An Ode to David Beckham

TAGs: AC Milan, David Beckham, England, LA Galaxy, Lee Davy, Manchester United, Paris St German, real madrid, Retirement

an-ode-to-david-beckhamDavid Beckham announces his retirement from playing football after a 20-year career that has seen him play for England, Manchester United, Real Madrid, L.A Galaxy, AC Milan and Paris St Germain, whilst created a brand worth £175 million.

I recently read a book called Embracing Uncertainty by Susan Jeffers when I came across an exercise that required you to write down all of the heroes that have inspired you throughout your life.
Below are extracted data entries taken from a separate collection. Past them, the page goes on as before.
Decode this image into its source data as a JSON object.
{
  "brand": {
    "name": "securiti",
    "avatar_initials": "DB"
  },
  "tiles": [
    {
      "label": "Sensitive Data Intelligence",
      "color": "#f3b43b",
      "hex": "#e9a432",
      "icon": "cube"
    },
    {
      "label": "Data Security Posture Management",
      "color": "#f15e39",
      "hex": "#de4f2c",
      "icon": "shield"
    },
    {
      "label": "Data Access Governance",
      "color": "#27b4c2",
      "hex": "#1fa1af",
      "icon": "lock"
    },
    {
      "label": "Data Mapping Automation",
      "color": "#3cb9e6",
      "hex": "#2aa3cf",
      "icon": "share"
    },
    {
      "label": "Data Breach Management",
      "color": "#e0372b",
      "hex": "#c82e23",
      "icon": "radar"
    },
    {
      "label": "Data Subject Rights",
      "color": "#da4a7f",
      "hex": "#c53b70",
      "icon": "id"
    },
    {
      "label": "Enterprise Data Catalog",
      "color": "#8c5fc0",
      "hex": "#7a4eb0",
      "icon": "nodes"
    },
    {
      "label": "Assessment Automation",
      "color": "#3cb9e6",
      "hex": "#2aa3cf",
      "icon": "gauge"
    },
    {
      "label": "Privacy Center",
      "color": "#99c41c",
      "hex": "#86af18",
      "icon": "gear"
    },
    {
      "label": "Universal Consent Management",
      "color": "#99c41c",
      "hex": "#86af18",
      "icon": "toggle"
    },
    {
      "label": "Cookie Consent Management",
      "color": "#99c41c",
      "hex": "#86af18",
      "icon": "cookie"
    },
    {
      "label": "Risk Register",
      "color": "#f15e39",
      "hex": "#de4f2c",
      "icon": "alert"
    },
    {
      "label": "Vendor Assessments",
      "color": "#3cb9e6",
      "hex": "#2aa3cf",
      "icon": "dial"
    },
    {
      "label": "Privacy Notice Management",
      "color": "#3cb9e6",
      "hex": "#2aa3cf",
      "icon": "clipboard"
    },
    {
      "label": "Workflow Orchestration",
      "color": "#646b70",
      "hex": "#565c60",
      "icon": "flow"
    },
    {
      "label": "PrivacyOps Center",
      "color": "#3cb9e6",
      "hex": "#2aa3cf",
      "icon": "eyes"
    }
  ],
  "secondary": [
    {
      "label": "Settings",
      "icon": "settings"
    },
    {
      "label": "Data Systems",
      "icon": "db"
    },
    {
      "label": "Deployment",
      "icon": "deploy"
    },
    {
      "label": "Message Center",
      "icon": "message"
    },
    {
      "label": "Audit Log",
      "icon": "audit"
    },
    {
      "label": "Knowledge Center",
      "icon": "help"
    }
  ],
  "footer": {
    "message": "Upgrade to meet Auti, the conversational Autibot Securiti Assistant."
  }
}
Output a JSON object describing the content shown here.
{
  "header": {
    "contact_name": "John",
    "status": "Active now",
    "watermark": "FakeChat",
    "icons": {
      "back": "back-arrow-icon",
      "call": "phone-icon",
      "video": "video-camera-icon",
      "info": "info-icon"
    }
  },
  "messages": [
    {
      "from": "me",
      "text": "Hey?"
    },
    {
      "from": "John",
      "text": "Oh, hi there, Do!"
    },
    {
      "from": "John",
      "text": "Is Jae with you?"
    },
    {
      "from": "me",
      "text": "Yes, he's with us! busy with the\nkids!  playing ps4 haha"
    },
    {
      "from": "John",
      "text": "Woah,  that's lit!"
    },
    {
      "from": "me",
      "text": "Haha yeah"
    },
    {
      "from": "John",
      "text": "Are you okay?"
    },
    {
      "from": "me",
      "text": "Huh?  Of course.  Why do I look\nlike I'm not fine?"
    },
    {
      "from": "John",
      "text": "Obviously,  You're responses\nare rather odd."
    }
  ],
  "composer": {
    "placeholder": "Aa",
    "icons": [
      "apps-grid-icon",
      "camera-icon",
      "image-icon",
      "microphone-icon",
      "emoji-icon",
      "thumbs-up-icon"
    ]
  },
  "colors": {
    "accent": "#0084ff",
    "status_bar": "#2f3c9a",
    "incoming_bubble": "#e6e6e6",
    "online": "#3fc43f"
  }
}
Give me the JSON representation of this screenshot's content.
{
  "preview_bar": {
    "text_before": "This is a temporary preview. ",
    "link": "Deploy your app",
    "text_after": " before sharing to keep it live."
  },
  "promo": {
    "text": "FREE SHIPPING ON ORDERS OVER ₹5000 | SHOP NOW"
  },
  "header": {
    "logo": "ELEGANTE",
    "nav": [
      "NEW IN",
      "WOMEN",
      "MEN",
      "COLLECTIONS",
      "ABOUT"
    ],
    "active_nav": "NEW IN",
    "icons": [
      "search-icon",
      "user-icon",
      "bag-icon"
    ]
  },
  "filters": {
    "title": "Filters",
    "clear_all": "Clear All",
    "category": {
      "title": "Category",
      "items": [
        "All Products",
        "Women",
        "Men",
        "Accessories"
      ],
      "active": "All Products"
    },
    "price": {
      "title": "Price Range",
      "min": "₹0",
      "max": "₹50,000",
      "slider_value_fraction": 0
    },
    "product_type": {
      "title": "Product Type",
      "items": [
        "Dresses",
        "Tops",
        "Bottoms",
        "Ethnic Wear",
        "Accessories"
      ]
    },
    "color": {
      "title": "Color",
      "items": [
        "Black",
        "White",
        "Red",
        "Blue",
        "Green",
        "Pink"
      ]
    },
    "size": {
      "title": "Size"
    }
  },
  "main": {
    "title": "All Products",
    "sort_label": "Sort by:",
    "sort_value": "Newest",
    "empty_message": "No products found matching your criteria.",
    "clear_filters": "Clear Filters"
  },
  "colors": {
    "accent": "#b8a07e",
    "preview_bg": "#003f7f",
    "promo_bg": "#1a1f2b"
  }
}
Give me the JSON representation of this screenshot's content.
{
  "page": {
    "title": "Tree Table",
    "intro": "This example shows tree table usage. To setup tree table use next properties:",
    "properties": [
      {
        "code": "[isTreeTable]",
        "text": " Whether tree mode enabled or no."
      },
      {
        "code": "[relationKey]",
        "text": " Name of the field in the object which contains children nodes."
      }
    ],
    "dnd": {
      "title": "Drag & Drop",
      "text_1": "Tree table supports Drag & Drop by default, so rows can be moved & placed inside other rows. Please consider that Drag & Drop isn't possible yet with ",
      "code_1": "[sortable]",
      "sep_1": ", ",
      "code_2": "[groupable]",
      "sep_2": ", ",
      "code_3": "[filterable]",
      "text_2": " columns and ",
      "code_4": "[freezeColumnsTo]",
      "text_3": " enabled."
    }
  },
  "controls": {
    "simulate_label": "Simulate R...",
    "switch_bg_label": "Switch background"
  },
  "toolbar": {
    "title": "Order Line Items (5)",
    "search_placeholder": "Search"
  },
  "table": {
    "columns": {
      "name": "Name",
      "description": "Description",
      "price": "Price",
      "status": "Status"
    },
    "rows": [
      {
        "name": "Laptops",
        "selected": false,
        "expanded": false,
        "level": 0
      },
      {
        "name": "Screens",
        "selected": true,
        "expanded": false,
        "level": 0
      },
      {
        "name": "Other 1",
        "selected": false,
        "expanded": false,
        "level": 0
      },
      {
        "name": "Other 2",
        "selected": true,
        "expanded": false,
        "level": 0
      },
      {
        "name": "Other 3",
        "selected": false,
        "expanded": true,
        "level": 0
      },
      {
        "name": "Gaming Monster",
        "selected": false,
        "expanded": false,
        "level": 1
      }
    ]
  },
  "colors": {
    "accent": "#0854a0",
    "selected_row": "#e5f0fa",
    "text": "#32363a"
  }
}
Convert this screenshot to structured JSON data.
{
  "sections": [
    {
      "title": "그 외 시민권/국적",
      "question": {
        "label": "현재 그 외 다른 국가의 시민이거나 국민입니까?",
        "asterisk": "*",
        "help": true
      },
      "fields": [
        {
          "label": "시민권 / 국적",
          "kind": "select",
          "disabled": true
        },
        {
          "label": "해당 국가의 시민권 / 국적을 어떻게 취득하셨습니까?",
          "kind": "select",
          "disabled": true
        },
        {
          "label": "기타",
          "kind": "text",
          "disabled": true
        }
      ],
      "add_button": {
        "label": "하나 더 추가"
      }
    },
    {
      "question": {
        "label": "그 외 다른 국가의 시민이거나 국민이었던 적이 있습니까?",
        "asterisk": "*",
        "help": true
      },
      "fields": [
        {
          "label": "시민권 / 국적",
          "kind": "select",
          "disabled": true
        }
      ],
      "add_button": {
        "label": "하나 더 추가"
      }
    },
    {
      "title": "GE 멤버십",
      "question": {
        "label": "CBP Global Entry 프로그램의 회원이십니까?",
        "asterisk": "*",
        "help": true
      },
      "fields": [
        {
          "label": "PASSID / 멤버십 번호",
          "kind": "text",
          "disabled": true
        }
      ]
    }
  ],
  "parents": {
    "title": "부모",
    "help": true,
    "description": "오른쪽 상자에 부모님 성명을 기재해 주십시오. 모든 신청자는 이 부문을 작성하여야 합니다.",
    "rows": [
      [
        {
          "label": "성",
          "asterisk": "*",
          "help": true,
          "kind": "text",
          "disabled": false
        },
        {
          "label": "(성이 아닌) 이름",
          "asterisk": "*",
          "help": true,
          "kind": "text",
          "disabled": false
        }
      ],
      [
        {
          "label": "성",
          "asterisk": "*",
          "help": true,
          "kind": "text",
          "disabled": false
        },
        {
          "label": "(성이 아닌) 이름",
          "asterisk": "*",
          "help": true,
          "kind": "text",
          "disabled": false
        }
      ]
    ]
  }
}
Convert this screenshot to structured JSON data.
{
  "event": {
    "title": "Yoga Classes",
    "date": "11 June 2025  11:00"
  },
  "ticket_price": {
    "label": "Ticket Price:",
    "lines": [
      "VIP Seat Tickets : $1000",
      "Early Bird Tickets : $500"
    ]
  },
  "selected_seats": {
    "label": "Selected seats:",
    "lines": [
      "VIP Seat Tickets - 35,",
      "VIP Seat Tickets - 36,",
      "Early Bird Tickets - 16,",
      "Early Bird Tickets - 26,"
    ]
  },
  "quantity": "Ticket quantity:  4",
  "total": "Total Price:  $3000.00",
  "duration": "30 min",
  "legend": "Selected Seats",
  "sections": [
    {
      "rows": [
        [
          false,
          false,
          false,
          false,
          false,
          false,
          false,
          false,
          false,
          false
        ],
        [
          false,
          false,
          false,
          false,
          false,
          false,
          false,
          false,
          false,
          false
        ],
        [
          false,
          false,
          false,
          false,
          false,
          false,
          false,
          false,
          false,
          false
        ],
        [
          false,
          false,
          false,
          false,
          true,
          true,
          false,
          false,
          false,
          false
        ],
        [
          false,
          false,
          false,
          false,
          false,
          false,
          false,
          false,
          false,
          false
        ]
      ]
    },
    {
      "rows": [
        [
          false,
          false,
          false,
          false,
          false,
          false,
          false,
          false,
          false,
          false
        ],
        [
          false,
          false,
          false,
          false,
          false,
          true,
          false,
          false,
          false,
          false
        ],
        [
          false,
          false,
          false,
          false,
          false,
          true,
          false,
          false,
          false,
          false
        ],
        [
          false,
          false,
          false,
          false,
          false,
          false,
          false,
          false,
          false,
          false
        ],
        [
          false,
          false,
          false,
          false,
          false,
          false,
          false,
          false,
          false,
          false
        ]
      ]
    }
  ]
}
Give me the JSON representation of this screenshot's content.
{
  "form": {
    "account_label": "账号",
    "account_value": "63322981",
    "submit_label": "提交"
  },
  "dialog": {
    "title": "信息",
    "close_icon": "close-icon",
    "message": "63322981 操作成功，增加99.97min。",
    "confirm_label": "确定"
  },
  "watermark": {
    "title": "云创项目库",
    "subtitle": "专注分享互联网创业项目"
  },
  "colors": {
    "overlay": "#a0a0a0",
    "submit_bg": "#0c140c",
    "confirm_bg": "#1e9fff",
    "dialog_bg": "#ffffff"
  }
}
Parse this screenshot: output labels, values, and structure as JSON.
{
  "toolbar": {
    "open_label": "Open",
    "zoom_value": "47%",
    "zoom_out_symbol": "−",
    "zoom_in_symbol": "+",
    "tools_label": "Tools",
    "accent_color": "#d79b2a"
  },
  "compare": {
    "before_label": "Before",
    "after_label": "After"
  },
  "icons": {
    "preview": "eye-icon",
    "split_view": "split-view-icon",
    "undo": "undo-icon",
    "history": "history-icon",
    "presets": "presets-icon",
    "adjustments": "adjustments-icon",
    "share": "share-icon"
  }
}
I put pen to paper and for the next 30-minutes and looked down to see that I had only scribbled down one name – David Beckham.

After a 20-year career that has seen the man from Leytonstone . East London, transcend the game that he loves so dearly, David Beckham has followed his former manager, mentor and boot kicker, Sir Alex Ferguson into the doldrums of retirement. The whole world is about to go David Beckham crazy, and rightly so, because he has become so much more than simply a professional footballer. He is one of the most famous sportsmen in the world.

During an interview with his best friend, and former Manchester United fullback Gary Neville, Beckham joked that he knew it was the right moment to call time on his playing career after Lionel Messi kept running rings around him during the recent Champions League encounter between Paris St Germain and Barcelona. In truth, the thought of Lionel Messi running passed David Beckham is one you would have seen during the OBE winner’s better days. Pace was never an attribute that was passed down to him from his father Ted, but it was an attribute he never needed. Former England Captain, Alan Shearer, said, ‘David Beckham just needed to step two yards to his right and swing that right boot. If he did that from within 40-yards of the goal the defence was on red alert. I have never seen anyone with that ability – before or since.”

David Beckham was my hero because he was the archetypical example of the power of nurture in the classic nature versus nurture debate. I don’t believe David Beckham reached the summit of world football because of the genes he received from his parents Ted and Sandra. I believed he reached that summit because he worked harder, and smarter, than anyone else whilst taking grasp of the opportunities life afforded him with both hands. That belief inspires me because I have been that little kid kicking footballs into empty goalposts whilst nobody looked on. David Beckham may well have a £175 million empire but he is just a working class kid at heart.

The goal that he scored from the halfway line when playing for Manchester United against Wimbledon in 1997 still ranks as one of the best five goals I have ever seen in my life. The lad didn’t just lob the goalkeeper, he drove the ball into the back of the net with pace and power that few can match. It’s great to hear John Motson saying that Beckham was, “Surely an England player of the future?” After the ball hit the back of the net. Yes, John you got that right.